Tout comme les héros de la guerre de Troie, les footballeurs qui représentent aujourd'hui leurs pays doivent porter à la fois la fureur qui permettra de gagner et la mesure (ou fair play) nécessaire pour éviter les tensions. Ils cumulent aussi autant de qualités que de défauts que les héros homériques. Messi pourrait ainsi être comparé à Achille, le meilleur guerrier qui peut toutefois se laisser emporter par la colère et faire preuve d'une attitude inadaptée, ou peu mesurée, sur le terrain au risque de mettre en péril son équipe. La présence des stars comme Mbappé semble de son côté agir comme l'armure d'Achille qui suffit à elle même à effrayer les ennemis troyens lorsqu'elle est portée par Patrocle sans pour autant représenter une sorte de bouclier magique qui garantirait la victoire. La résistance de la Croatie de Modric pourrait être la représentation moderne de l'endurance d'Ajax, héros grec inépuisable. Enfin nous voulons savoir si tout comme Ulysse le fit pour la victoire grecque, Bounou va réussir à encore faire de son art une stratégie imparable et si il existe la possibilité dans notre monde de voir le Maroc sur le podium de la coupe du monde. Notre système de pensée s'est aujourd'hui imprégné de l'importance de ces nouveaux héros. Leur rôle doit-il pour autant se limiter à exécuter les publicités des dieux de la finance et à montrer les exploits physique sur le terrain?
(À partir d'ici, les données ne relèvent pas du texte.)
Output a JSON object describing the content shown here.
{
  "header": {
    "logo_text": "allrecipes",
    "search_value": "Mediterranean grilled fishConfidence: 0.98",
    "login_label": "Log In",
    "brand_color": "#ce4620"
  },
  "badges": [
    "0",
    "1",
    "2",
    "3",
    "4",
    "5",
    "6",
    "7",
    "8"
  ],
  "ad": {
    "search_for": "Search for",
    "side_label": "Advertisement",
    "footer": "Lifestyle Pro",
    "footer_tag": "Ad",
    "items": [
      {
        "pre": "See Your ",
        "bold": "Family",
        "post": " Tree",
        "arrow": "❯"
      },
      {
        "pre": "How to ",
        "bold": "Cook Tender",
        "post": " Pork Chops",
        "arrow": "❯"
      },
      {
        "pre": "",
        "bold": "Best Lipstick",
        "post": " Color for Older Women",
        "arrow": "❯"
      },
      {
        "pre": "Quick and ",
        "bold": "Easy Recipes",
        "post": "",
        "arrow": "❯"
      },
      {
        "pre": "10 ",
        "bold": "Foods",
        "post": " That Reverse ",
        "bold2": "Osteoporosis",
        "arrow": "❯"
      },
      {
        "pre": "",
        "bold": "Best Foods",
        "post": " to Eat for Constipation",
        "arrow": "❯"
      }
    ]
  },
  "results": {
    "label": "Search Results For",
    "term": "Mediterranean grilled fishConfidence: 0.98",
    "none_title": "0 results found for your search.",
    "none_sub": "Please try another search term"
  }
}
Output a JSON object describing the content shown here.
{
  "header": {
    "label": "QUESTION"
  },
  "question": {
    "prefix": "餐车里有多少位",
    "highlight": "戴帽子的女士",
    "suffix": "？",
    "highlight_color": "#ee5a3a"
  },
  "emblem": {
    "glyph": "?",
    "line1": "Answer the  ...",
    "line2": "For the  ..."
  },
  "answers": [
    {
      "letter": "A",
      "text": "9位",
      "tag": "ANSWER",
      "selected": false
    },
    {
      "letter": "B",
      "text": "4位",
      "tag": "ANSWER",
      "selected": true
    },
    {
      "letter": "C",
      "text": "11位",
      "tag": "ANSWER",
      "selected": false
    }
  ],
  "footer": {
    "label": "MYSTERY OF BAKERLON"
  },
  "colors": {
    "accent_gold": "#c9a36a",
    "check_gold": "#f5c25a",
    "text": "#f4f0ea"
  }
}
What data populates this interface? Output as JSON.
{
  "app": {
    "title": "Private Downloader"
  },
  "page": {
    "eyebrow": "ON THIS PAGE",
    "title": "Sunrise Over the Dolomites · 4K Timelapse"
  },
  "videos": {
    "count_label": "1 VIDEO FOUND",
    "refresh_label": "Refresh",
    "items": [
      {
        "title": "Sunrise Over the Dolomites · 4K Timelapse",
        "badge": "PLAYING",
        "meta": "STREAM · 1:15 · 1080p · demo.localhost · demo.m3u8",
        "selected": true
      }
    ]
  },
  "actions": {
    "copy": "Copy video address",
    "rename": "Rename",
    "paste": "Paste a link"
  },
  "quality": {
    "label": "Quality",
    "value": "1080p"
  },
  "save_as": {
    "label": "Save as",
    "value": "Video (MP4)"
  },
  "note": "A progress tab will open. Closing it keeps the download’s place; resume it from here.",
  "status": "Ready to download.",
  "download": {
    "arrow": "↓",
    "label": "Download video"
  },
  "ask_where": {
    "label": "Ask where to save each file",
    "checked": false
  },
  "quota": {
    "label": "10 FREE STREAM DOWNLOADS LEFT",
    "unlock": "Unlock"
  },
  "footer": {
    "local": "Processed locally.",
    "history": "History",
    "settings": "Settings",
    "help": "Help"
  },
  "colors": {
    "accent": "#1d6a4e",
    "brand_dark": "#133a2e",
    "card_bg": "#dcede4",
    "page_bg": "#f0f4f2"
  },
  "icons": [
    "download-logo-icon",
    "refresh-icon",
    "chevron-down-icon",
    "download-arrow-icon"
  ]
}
Le rôle pacificateur qu'on a voulu octroyer aux compétitions suffit-il aujourd'hui à rendre les héros sportifs apolitiques? Après des appels au boycott d'une coupe du monde dont l’organisation cumule toutes les aberrations politiques, sociales et écologiques de notre monde, nous osons espérer que, comme certains le firent au début de la compétition, les héros du terrain puissent devenir par leurs actions le cheval de Troie d'un modèle néolibéral qui s'est approprié nos passions.